“Aşk” ve “sevgi” farklı çağrışımlar yapar aklımda. İkisini farklı tanımlar, farklı değeler yüklerim. Ama bir sıralama yoktur aralarında. Her ikisi de sanki ayrı kategoride, ayrı değerdedir ve ikisini de yaşamak, insanın gözüne hiç silinmeyecek pırıltılar ekler, yüz çizgilerine derin anlamlar katar diye düşünürüm.
Aşkı sevgiden ayıran, başka duyguları da içinde barındıran bir bütün olmasıdır sanki. Aşkın içinde korku vardır. Endişe vardır. Kaybetme korkusu o kadar güçlüdür ki, daha çok özeni, daha çok tutkuyu, heyecanı, kalp çarpmasını içinde saklar. “Evlilik aşkı öldürür” denir ya. Başka bir anlamıyla doğrudur aslında. Evlilik sevgiyi besler, büyütür. Ama, her evlilik aşkın kimyasına uygun değildir.
Düşünsenize kavga ettiğiniz sevgilinizi…. Belki gururunuz izin vermez özür dilemeye, arayıp da “gel” demeye... Ama aşıksanız midenize kramplar girer ya aramazsa diye. Ya bir daha hiç gelmezse, ya hiç aramazsa…. Kaybetme korkusu ve endişe ruhunuzu delip geçer.

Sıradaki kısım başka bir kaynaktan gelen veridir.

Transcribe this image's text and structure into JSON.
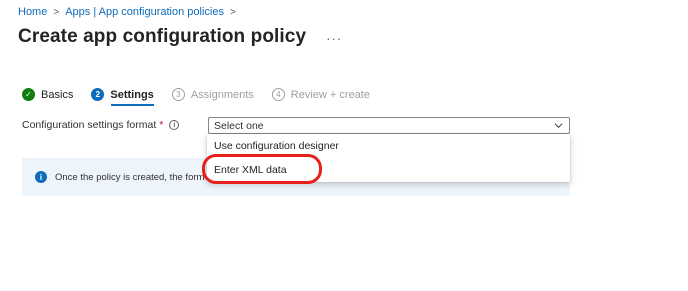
{
  "breadcrumb": {
    "home": "Home",
    "apps": "Apps | App configuration policies",
    "separator": ">"
  },
  "page": {
    "title": "Create app configuration policy",
    "more": "···"
  },
  "steps": [
    {
      "num": "✓",
      "label": "Basics",
      "state": "done"
    },
    {
      "num": "2",
      "label": "Settings",
      "state": "active"
    },
    {
      "num": "3",
      "label": "Assignments",
      "state": "todo"
    },
    {
      "num": "4",
      "label": "Review + create",
      "state": "todo"
    }
  ],
  "form": {
    "field_label": "Configuration settings format",
    "required_mark": "*",
    "info_glyph": "i",
    "select_value": "Select one",
    "options": [
      "Use configuration designer",
      "Enter XML data"
    ]
  },
  "info_bar": {
    "text": "Once the policy is created, the format c"
  },
  "colors": {
    "accent": "#0f6cbd",
    "success": "#107c10",
    "highlight": "#e8201b"
  },
  "icons": {
    "chevron": "chevron-down-icon",
    "info": "info-icon",
    "check": "check-icon"
  }
}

Oysa eşinizse kavga ettiğiniz…. Öyle bir ayağı çukurda evliliklerden bahsetmiyorum elbette. Normalde her şeyin yolunda olduğu, bir ömür boyunca süreceğine güvendiğiniz evliliklerden bahsediyorum. Ama insanız ya, hata yapmamak imkansız. İki kişi bir arada olup da hiç tartışmamak mümkün mü? Tartıştınız. Elbette çok üzüldünüz sevdiğinizle yaşadınız bu gerginliğe. Kırıldınız, hatta onu üzdüğünüz için pişmansınız. Ama bilirsiniz ki günün sonunda bir araya geleceksiniz. Ev orada, eşya orada. Hem evliliğin bir sorumluluğu var. Öyle yürüyüp gitme lüksü yok kimsenin, olmamalı. İçinizde bir yerde oturup konuşup sorunu halledeceğiniz inancı var. Yani evet hüzün var ama korku yok, kaybetme endişesi az. Yani sevgi var ama aşk başka bir duygu. Her ikisi de bir birleriyle karşılaştırılamayacak kadar özel ve önemli.
Aşk, insanı bedeninden sarsacak kadar şiddetli bir duygu ama ömrü çok az. On günde solan lalelerin güzelliği var aşkta ama sadece aşkın ekili olduğu bir ilişkide, aşk solduktan sonra geriye kuru topraktan başka hiçbir şey kalmıyor işte. Aşık olduğunuz kişinin ilk elini tuttuğunuzda hissettiğiniz duyguları bilmem kaçıncı dokunduğunuzda hissedemiyorsunuz, gözlerine aynı anlam yüküyle bakamıyorsunuz.
Fakat sevgi, üzerine kondukça çoğalan bir duygu. Bir ömür güvenebileceğinizden emin olmak, ne güzel bir emniyet duygusudur. Çocuğu hata yapsa da koşulsuz seven bir annenin yarattığı his gibi, eşinizle yaşadığınız küçük anlaşmazlıkların yıkamayacağı kadar güçlü bir sevginin içinde olduğunuzu bilmek, verdikçe sevginin, aldıkça paylaşımın artacağını bilmek, sakin bir limanda ömrünüzü fırtınalardan uzak geçirebileceğinizi bilmektir sevgi.
İkisini bir arada yaşayabilenler mi….. İnsan daha ne ister ki hayattan.